下請労働者が土塊に胸を押しつぶされ死亡 土止め設けず作業させ送検 中津労基署
2018.05.24
【送検記事】
地山の崩壊により下請労働者が胸を押しつぶされ死亡した労働災害で、大分・中津労働基準監督署は建設業者と同社の工務部長を労働安全衛生法第21条(事業者の講ずべき措置等)違反の疑いで大分地検に書類送検した。崩壊防止のための土止め支保工を設けず労働者に作業をさせていた。
労働災害は平成29年11月7日に、大分県中津市内の下水道工事現場で発生。同社は元請として現場に入場していた。現場では下水管を新たに設置するため、幅1.1メートル、深さ4メートル、長さ2.2メートルの掘削を行った。

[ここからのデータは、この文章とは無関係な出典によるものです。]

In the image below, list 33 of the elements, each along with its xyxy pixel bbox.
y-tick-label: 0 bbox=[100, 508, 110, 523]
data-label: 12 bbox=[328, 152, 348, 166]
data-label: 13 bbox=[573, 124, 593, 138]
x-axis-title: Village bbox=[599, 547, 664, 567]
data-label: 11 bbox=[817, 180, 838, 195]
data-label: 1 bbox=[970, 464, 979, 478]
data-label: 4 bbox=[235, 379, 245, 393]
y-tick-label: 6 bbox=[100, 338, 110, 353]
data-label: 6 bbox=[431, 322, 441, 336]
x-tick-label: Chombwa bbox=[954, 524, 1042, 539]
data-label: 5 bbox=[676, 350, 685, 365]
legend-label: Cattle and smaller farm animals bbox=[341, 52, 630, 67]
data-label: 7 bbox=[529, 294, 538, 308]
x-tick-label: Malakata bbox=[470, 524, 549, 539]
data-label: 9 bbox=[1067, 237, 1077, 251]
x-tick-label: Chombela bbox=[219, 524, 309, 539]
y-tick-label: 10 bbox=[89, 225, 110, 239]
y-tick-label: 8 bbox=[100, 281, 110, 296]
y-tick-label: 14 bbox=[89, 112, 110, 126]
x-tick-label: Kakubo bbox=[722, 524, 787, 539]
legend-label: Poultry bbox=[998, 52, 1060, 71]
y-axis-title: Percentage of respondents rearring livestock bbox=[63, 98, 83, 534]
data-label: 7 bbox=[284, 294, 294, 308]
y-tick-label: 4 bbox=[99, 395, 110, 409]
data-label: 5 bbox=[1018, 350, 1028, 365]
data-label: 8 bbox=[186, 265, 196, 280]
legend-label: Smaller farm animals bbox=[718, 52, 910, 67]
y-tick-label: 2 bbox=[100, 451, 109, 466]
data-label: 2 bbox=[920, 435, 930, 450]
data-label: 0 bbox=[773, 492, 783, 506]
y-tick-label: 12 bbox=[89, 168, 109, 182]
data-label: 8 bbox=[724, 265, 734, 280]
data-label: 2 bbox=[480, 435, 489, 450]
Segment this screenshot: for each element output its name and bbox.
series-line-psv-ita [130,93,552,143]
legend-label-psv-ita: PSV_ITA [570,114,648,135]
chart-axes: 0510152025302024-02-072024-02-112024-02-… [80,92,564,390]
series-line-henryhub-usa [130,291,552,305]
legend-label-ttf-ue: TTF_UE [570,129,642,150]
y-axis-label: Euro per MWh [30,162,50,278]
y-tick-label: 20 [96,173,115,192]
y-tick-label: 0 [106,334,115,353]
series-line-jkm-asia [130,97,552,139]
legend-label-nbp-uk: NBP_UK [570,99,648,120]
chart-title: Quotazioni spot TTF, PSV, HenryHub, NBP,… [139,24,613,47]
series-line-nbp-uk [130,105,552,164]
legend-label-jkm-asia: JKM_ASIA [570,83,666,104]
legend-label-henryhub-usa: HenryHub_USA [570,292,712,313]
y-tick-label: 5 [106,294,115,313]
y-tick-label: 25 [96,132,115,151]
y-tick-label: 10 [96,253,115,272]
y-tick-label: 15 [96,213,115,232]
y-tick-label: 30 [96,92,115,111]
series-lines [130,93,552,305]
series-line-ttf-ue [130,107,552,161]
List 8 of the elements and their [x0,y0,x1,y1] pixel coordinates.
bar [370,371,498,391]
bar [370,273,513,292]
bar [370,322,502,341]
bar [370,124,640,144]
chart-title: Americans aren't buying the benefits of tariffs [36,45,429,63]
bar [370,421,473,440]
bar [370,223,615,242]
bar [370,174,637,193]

同社の労働者と一次下請けの労働者が構内で下水管の接続作業をしていたところ、地山が崩壊し、一次下請の労働者は土塊に胸を押しつぶされ死亡、同社の労働者も軽傷を負った。
同社は現場に土止めを持ち込んでいたが、その長さは3メートルだった。土止めを設置するためには、3メートル以上の長さの掘削をする必要があるが、下水管の長さが2メートルだったことから、効率を優先し2.2メートルの長さしか掘らなかった。調べに対し、同社の工務部長は「作業の遅れがあった。地山も自立しているようにもみえた」と供述しているという。
同労基署は「サイズの合うものを持ち込むか、土止めが入るよう3メートル以上の長さを掘るべきだった」と話している。